Greece, which also has an aging pop­u­la­tion, has no social secu­rity system and a paucity of pri­vate pen­sion funds, so the majority of Greeks rely entirely on a government-​​run pen­sion pro­gram when they retire.

In terms of external dynamics, Greece and Italy are mem­bers of the Euro­pean Union. These coun­tries have not estab­lished sys­tems for sharing their wealth and their prob­lems through the redis­tri­b­u­tion of money from the richer states to the poorer. And Greece and Italy were cooking the books, making it look like their GDPs were close to the Euro­zone stan­dard. When it came to light that Greece and Italy were fudging their num­bers, it was too late.

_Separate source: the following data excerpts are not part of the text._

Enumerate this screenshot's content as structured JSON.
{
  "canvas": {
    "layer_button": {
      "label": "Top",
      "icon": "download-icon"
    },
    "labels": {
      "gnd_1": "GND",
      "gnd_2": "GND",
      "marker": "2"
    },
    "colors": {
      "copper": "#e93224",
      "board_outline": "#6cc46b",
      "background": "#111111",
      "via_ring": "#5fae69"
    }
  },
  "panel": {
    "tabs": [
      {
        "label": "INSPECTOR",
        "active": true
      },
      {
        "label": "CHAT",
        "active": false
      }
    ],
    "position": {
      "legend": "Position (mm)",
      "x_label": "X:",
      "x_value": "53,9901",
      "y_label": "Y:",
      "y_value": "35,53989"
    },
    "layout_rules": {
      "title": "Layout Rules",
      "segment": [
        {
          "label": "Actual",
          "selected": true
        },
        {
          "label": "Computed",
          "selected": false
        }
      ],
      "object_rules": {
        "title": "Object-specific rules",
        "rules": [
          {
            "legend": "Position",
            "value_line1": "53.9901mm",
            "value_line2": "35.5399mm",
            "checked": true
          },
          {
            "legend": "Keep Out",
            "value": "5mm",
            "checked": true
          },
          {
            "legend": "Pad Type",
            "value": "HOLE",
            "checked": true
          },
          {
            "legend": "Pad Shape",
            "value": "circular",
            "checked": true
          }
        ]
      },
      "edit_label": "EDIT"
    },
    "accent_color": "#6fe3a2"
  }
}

In the wake of the res­ig­na­tions of Papan­dreou and Berlus­coni, will Greece and Italy’s new lead­er­ship help to relieve eco­nomic and polit­ical turmoil?  

The short answer is no. There is no escaping the eco­nomic real­i­ties of these coun­tries. Greece, for instance, has a total debt of more than €340 bil­lion ($485 bil­lion). And the bailout only covers their expenses not their debt. So, this is a tem­po­rary eco­nomic fix. The Euro­zone has simply “kicked the can down the road” as they say. Only a return to the drachma and the lira will help. It won’t pay the bills, and Greece and Italy will have to default, but it will pave the way for a future of an economy the inter­na­tional com­mu­nity and investor can trust. Polit­i­cally, Greece is just rear­ranging the deck chairs on the Titanic.

Going for­ward, what effects will these eco­nomic and polit­ical devel­op­ments have on the Euro­pean Union on the whole?     

The future looks bleak for the Greek and the Italian people. I have retired friends in Greece who will have to make car and mort­gage pay­ments while facing a 40 per­cent cut in their pen­sions. Remember, the gov­ern­ment pen­sion is the only source of sup­port for these retirees. Stores will close, people will live very fru­gally and life in gen­eral will become a dull, painful slog from day to day. Young people will post­pone edu­ca­tion, mar­riage and buying a house, and retirees will be out looking for work if there is any. The best and brightest will leave Greece. The Chi­nese and Ger­mans will buy or lease huge tracts of land. A whole way of life is about to change.